Faith. The Lord is omniscient and omnipotent. He is also full of mercy and love. Having faith in His love, in His plan, in His timing will help you to get through the darkest moments. The Savior went through the agony of Gethsemane because of His love for us, and because of that suffering, He can not only cleanse our sins, but also "bind up the brokenhearted, to proclaim liberty to the captives, and the opening of the prison to them that are bound" (Isaiah 61:1). Do you think that sins are the only chains which bind mankind? What about the chains of pain and suffering, both physical and emotional?
Jesus Christ can heal all wounds, for He understands all sorrows. "He is despised and rejected of men; a man of sorrows, and acquainted with grief... Surely he hath borne our griefs, and carried our sorrows; yet we did esteem him stricken, stricken of God, and afflicted. But he was wounded for our transgressions, he was bruised for our iniquities; the chastisement of our peace was upon him, and with his stripes we are healed" (Isaiah 53:3-5). Jesus Christ gave His life for us, lives again for us, and desires to help us in all of our trials. He can heal all of our bruises and stripes. Remember to "cast your cares upon the Lord; for he careth for you" (1 Peter 5:7). He really does.
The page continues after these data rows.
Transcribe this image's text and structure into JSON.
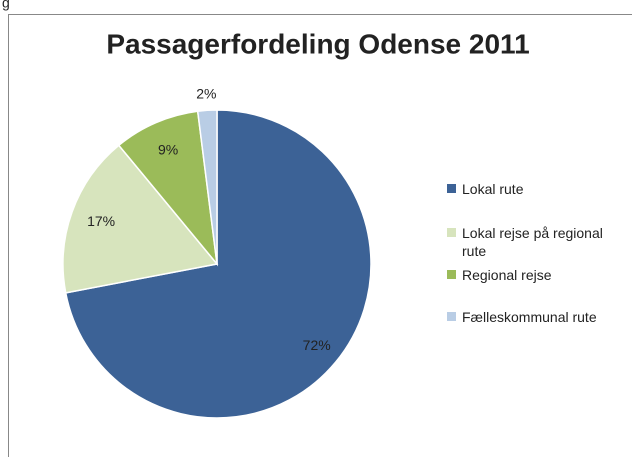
{
  "caption_fragment": "g",
  "chart_data": {
    "type": "pie",
    "title": "Passagerfordeling Odense 2011",
    "categories": [
      "Lokal rute",
      "Lokal rejse på regional rute",
      "Regional rejse",
      "Fælleskommunal rute"
    ],
    "values": [
      72,
      17,
      9,
      2
    ],
    "value_labels": [
      "72%",
      "17%",
      "9%",
      "2%"
    ],
    "colors": [
      "#3c6296",
      "#d7e4bd",
      "#9bbb59",
      "#b9cde5"
    ],
    "legend": "right"
  }
}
I don't generally share the glum side of life because there is so much more to rejoice in than to despair over. However, I thought that perhaps since we all have dark moments, maybe the things that I've been learning over the past year will be good for more than just me to know. I do know that there is a way to be happy, even when life is dark and difficult. I do know that I'm more blessed than even I realize sometimes. I do know that there is always a ray of light and hope that we can cling to, and that we can follow. Just hold on to Him, and everything is going to be alright.